Capitolo 18
I figli degli Arcangeli
Alissa, bianca come un lenzuolo, osservava le ali e le
aureole spezzate di Razel e Sael, che vista la situazione avevano
reputato inutile nascondere la loro natura demoniaca.
Razel raggiunse Elena e dopo averla baciata sulla
guancia domandò «Siamo arrivati prima possibile, mi
spiace. So' dietro quella collina vero? Quanti so'?»
Improvvisamente si sentì un rombo e alle spalle
di Razel passò una fiammata rossa.
«Che caspita era quella?» Domandò
Renzo.
«Quella, cosa?» Chiesero Razel e Sael
voltandosi.
«Quella specie di cometa!» rispose Renzo.

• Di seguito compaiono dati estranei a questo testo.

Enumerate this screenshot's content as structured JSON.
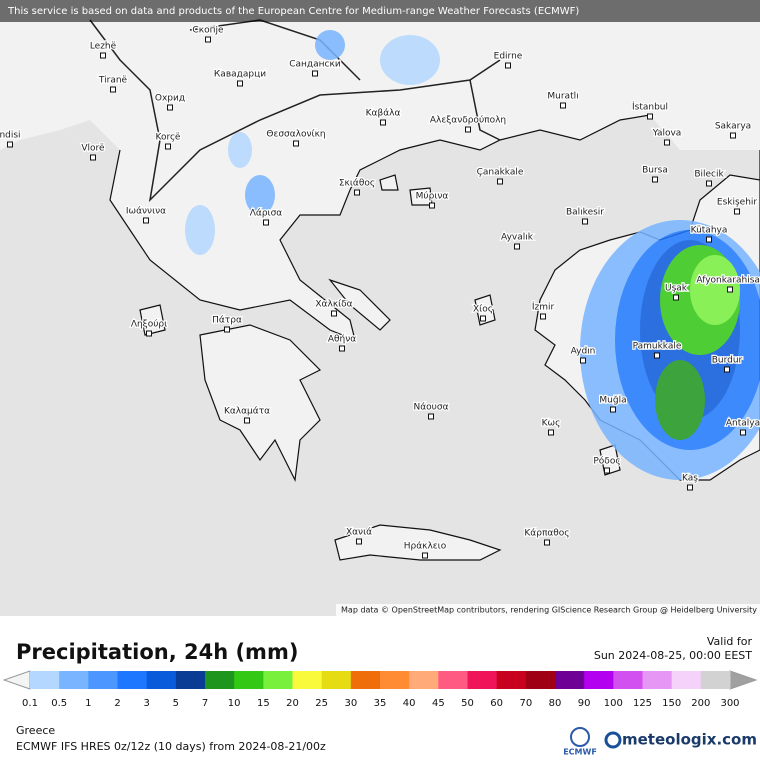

«'Na cometa come n'Arcidiavolo incazzato che fa
fuoco e fiamme o come n'Arcangelo de luce? Spiegate meglio, umano!»
«Direi più come un Arcidiavolo incazzato
che fa fuoco e fiamme, per quanto non abbia idea di come sia un
Arcangelo di luce!»
Sael impallidì. «Doveva essere Akenet,
dobbiamo andare Razel, la situazione sta diventando sempre più
pericolosa e non possiamo contare né su mio padre, né
su Gabriel!»
Le sue parole furono seguite da un'enorme fiammata che
si innalzò dietro la collina.
«Mecojoni!» Esclamò Razel
preparandosi a volare in aiuto di Alba e Azaele.
«Potremmo sapere chi siete?» domandò
Yetunde.
«Amici di Alba e Aza, state tranquilli!»
cercò di rassicurarlo Sael aprendo le ali anche lui.
«Ma è vero! Tu sei l'amico di Aza che
abbiamo conosciuto a Roma anni fa, quello che lo aveva aiutato a
rubare il pallone autografato da Gattuso!» Lo riconobbe
Catherine entusiasta.
Sael sudò freddo e si allargò il colletto
della camicia con l'indice della mano destra. «Non era andata
esattamente così!» cercò di giustificarsi.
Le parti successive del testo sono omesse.